After a pause of nearly three weeks - criss-crossing the fruited plain- and just before taking off again, your faithful media consultant has been busy....although not too busy to take in the Olympics and the latest apologia from Tiger Woods [more on that in a moment].
First, the coverage of the Olympics....it has been a joy to watch from the comfort of my home., and the occasional hotel room. The problems with the Opening Ceremonies was somewhat overblown. I admit to falling asleep about two-thirds of the way through. I rarely find such broadcasts all that interesting. The fact that it was not bilingual has upset some people in Canada. The fact that it did little to celebrate Canada's English and French founding nations received somewhat less criticism. The British media have been - as usual - harshly critical of the entire Olympics. But who cares? They're Fleet Street, right? That's what they do. They're no doubt sharpening their claws for the 2012 Summer Olympics in London.
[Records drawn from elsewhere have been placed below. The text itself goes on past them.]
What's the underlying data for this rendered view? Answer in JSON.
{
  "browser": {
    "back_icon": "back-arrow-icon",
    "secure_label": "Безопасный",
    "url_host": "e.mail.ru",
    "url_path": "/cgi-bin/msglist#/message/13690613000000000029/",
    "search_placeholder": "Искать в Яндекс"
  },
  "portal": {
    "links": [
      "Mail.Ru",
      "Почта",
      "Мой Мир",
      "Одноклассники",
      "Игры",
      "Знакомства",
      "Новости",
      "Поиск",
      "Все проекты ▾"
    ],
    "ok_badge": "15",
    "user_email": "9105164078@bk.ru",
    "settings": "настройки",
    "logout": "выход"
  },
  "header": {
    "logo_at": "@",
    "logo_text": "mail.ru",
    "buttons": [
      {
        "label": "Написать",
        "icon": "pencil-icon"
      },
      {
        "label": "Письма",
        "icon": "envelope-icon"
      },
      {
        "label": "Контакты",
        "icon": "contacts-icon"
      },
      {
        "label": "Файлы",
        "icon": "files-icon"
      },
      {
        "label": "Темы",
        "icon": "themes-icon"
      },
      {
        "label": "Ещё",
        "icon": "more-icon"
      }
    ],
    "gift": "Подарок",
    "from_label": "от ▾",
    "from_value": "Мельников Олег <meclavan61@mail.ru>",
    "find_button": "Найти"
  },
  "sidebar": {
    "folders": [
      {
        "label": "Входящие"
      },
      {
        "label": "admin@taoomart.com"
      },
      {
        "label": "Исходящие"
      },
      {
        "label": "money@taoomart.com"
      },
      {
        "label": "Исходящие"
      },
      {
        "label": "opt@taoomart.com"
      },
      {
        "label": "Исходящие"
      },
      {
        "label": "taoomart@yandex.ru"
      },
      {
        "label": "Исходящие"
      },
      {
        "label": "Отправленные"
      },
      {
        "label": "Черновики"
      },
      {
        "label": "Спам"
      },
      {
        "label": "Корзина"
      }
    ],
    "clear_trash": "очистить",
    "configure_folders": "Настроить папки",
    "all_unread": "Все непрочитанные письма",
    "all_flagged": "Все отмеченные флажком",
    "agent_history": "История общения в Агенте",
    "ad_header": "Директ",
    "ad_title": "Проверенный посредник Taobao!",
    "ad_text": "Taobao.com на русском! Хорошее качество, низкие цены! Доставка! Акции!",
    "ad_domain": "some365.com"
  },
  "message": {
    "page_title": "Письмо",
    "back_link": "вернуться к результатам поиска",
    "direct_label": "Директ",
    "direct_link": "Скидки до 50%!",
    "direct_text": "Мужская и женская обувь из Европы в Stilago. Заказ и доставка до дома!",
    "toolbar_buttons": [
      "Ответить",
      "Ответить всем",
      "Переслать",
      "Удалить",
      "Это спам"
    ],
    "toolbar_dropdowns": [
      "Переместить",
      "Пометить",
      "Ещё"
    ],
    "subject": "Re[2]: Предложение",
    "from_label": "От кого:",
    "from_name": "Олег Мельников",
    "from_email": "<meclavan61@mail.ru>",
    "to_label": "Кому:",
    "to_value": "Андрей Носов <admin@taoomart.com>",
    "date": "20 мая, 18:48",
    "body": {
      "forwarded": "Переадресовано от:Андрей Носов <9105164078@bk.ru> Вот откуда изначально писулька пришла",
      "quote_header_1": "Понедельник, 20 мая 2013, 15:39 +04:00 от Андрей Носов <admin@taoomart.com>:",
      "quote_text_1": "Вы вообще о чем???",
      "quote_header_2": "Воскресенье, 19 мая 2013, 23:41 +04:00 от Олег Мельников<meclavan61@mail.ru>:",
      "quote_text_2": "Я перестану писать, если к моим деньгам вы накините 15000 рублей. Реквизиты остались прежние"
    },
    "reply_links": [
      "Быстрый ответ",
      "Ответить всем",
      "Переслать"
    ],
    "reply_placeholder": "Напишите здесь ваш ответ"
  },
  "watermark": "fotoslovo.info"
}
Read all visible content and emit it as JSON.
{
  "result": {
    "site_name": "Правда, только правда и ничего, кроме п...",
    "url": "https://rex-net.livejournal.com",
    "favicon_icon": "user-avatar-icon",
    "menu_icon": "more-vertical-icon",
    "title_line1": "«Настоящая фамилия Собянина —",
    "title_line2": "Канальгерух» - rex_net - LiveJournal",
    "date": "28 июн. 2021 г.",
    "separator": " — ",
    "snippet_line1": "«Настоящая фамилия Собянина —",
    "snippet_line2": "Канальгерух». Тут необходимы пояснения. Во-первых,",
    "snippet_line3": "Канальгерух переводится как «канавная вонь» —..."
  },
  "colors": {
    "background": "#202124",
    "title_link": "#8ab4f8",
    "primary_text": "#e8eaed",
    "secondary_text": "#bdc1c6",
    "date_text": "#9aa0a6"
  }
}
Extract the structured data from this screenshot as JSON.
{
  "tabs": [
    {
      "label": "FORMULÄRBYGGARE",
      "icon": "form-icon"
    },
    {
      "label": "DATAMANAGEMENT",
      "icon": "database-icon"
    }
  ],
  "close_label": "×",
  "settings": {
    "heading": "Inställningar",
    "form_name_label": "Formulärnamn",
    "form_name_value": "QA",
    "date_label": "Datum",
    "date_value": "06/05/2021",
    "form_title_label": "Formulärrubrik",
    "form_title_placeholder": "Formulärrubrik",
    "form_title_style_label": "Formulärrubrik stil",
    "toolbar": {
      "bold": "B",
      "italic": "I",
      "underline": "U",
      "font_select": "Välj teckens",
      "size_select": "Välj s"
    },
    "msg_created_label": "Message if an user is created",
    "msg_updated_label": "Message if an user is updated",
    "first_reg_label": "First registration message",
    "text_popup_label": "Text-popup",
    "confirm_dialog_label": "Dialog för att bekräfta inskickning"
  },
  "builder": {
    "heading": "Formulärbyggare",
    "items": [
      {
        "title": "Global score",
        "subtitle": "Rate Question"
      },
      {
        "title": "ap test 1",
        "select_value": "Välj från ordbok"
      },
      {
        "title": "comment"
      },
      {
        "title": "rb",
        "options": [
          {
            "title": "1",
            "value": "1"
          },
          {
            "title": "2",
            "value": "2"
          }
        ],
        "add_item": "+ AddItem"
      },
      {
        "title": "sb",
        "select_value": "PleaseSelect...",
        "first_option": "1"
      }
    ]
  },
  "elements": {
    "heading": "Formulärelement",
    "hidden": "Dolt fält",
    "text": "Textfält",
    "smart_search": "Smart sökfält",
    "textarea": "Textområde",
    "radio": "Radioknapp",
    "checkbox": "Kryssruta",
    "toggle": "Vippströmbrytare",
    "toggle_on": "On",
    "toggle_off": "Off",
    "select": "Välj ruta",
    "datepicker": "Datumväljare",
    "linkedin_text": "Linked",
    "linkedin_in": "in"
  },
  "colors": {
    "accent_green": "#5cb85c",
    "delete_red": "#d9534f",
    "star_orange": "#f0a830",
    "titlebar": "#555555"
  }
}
I have been very impressed with CTV's coverage. As the host broadcaster of the Olympics, the network has demonstrated a solid performance, with intelligent commentary and featuring the always reliable Brian Williams. NBC too, with veteran Bob Costas front and center has been excellent in its coverage as well.
NBC's Today show needed to get its act together, however. Meredith Viera's mixing up Michael J. Fox with Terry Fox was somewhat awkward and embarrassing. Maybe it was the early hour that triggered this gaffe:
Let's turn to Tiger Woods. Did his choreographed appearance do what he needed it to do? Well, that depends on what his goal was. If it was to put an end to the crisis, he didn't do it. If it was to turn the corner on the issue, then, perhaps it was helpful.
Could he have done something different? Uh, yes as a matter of fact, he could indeed have brought the story in for a landing - finishing it and turning his attention to his recovery and his successful re-entry to the PGA Tour.
Why didn't his public statement do what it needed to do?
The simplest answer is that he still hasn't responded to one reporter's question. His well-rehearsed speech was just that. A speech, rather than a news conference. Why did it have to be? He has avoided the media from the beginning, never meeting with or answering reporters' questions, so we are still left to wonder about some of the essential elements of the story. Although he did his best to push back on the rumors about Elin's role in the accident, and about the allegations of performance-enhancing drugs, many rumors will remain until he submits himself to some tough questioning.
In terms of performance, it was well written and delivered, if somewhat robotically. I do believe he was sincere. Although, one is still left to wonder, are these his words? Quite possibly. However, any question about the authorship could have been taken care of with spontaneous responses to reporters' questions.
The fact that his main camera went out half way through left him no camera to look into. However, the secondary camera aimed at his mom and the rest of the audience, saved the day.
So what would a true news conference have done for him?
First, it would serve as his final words on the entire matter, thus clearing the way for his return to golf when his treatment is over.
Second, it would have put this burden behind him, thus lifting the burden he has no doubt had on his shoulders.
Third, it would eliminate any of the lingering question, 'what is he afraid of'?
Returning to a 'Life of Integrity'
So, it wasn't the end of the long journey back, but it was a signpost on that road. He has shown his face, he has reiterated his apologies to his wife, family, friends, business partner, sponsors, and to the millions of young fans for whom he has been a role model. He has made it clear that he does have values, told us in no uncertain terms that he had done it because he felt 'entitled' due to his money and fame. He admitted that he had brought the shame onto himself. Those were all good things, to be sure. It may put a halt to the slide in corporate endorsements and given hope to his Foundation's staff that his commitment to the Foundation continues. [Although he made have laid his Foundation work on a bit thick, but it's forgivable in the circumstances.]
So, I give him a solid 'C' if a report card would be appropriate. Tiger's journey to full recovery - not just personally, but professionally - continues and I, along with many others, certainly wish him and his family well.